Facebook builds prototype “cold storage system” using 10,000 blu-ray discs
In a bid to produce an energy-efficient long-term storage system for archiving old, infrequently needed data, Facebook has developed a prototype that uses blu-ray discs instead of hard disk drives. During the Open Compute Project summit in San Jose, California, the social media giant unveiled the system, along with some impressive statistics. The “cold storage” solution stores files like duplicate photos and videos on an array of 10,000 blu-ray discs, enough to store a petabyte of data.
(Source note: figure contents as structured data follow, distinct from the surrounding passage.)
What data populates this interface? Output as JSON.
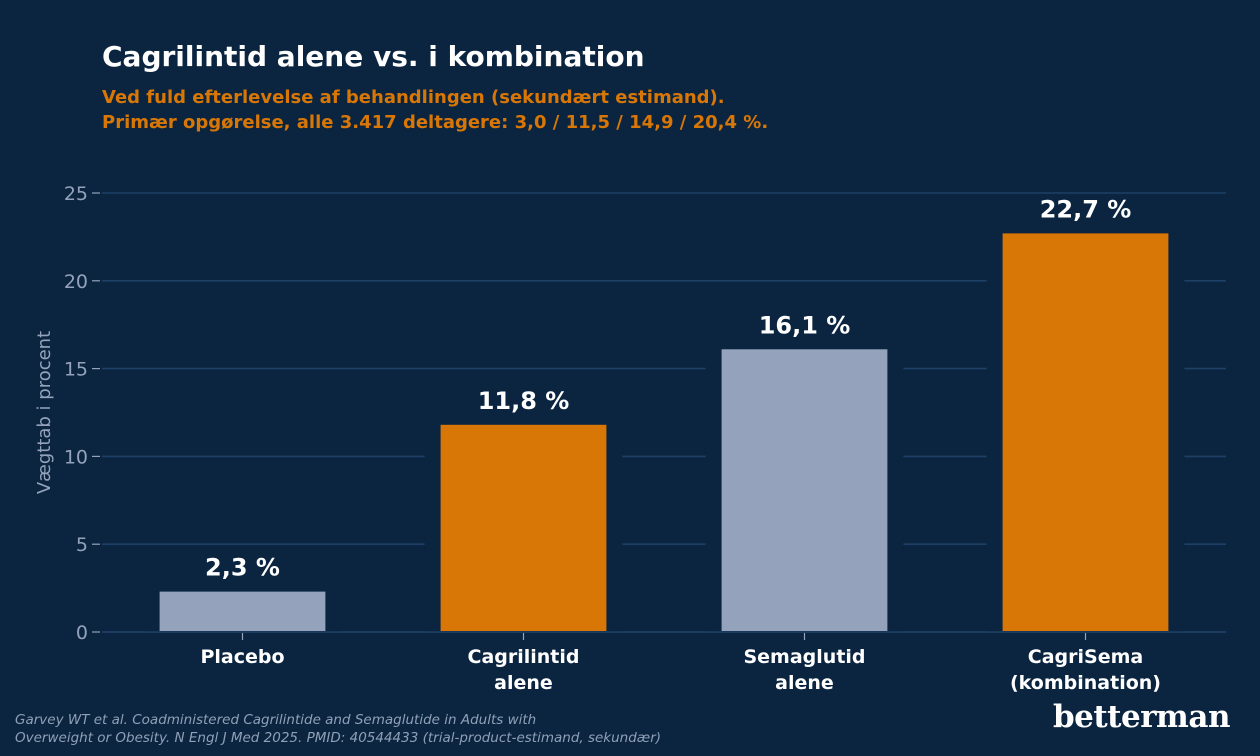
{
  "title": "Cagrilintid alene vs. i kombination",
  "subtitle": [
    "Ved fuld efterlevelse af behandlingen (sekundært estimand).",
    "Primær opgørelse, alle 3.417 deltagere: 3,0 / 11,5 / 14,9 / 20,4 %."
  ],
  "source": [
    "Garvey WT et al. Coadministered Cagrilintide and Semaglutide in Adults with",
    "Overweight or Obesity. N Engl J Med 2025. PMID: 40544433 (trial-product-estimand, sekundær)"
  ],
  "logo": "betterman",
  "colors": {
    "background": "#0b2540",
    "grid": "#1e4066",
    "highlight": "#d97706",
    "muted": "#94a3bb",
    "tick": "#94a3bb",
    "label": "#ffffff"
  },
  "chart_data": {
    "type": "bar",
    "categories": [
      [
        "Placebo"
      ],
      [
        "Cagrilintid",
        "alene"
      ],
      [
        "Semaglutid",
        "alene"
      ],
      [
        "CagriSema",
        "(kombination)"
      ]
    ],
    "values": [
      2.3,
      11.8,
      16.1,
      22.7
    ],
    "data_labels": [
      "2,3 %",
      "11,8 %",
      "16,1 %",
      "22,7 %"
    ],
    "bar_colors": [
      "muted",
      "highlight",
      "muted",
      "highlight"
    ],
    "ylabel": "Vægttab i procent",
    "ylim": [
      0,
      25
    ],
    "yticks": [
      0,
      5,
      10,
      15,
      20,
      25
    ],
    "grid": true
  }
}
The system improves on its hard disk-based predecessor’s energy usage by a stonking 80 percent reports the IDG News Service, and uses a robotic picker to move discs around for read and write access.
Xbox One may release up to 10 percent of reserved GPU power
The Xbox One holds back 10 percent of its available GPU power by design, in order to ensure that there is enough parallel processing power available for video, Kinect, and apps. According to rumour uncovered by Pete Dodd, the mind behind the ps4noDRM campaign, Microsoft plans to make the GPU restriction optional for developers that don’t make use of video and/or Kinect in their games. Once again this is nothing more than rumour, but if true, that boost to available GPU cycles may work toward closing the perceived performance gap between the Xbox One and PlayStation 4.
Google sells Motorola Mobility to Lenovo after five months, drops Nexus series
Google has been active in tech news this week, with the sale of its Motorolla Mobility division to Lenovo for USD$2.91 billion after just five months. Google CEO Larry Page has said that Google wants to focus on Android, and believes that Motorola will be “better served” by Lenovo in the “super competitive” smartphone market. While the sale could be seen as an admission of defeat, especially when comparing the sale value to the company’s recent acquisition of the smart thermostat maker Nest for USD$3.2 billion, it is worth noting that Google retains an estimated USD$5.5 billion in Motorola Mobility patents. This news lands alongside an oddly unofficial announcement regarding the end of the Nexus line of smartphones, via a tweet from Eldar Murtazin.
@N Twitter handled extorted from its owner thanks to dodgy PayPal and GoDaddy security
Lark Technologies’ head of mobile Naoki Hiroshima recently learned a harsh lesson regarding online security, after his Twitter username @N was extorted from him thanks to allegedly incompetent security practices at PayPal and GoDaddy. According to a series of emails from the perpetrator, PayPal and GoDaddy both actively facilitated the attack by going off-script with normal security requirements, with PayPal allegedly even giving the attacker—who was pretending to be an PayPal employee—the last four digits of Hiroshima’s credit card number. This number was then used as verification for access go his domains held by GoDaddy, which were subsequently held hostage in order to extort from him the @N Twitter handle, purportedly worth $50,000.
Google buys AI startup DeepMind, governed by an “ethics board”
In even more Google news, the company’s expansive portfolio has grown to include AI startup DeepMind for approximately USD$500 million. Specifics on the whys and wherefores of the purchase remain a mystery, though assumptions could be made based on the vast amounts of data that Google captures and consumes from its users, or for its recently acquired advanced robotics division. In a bold move, DeepMind included a condition on the sale that Google form an “ethics board” to oversee the future of the project.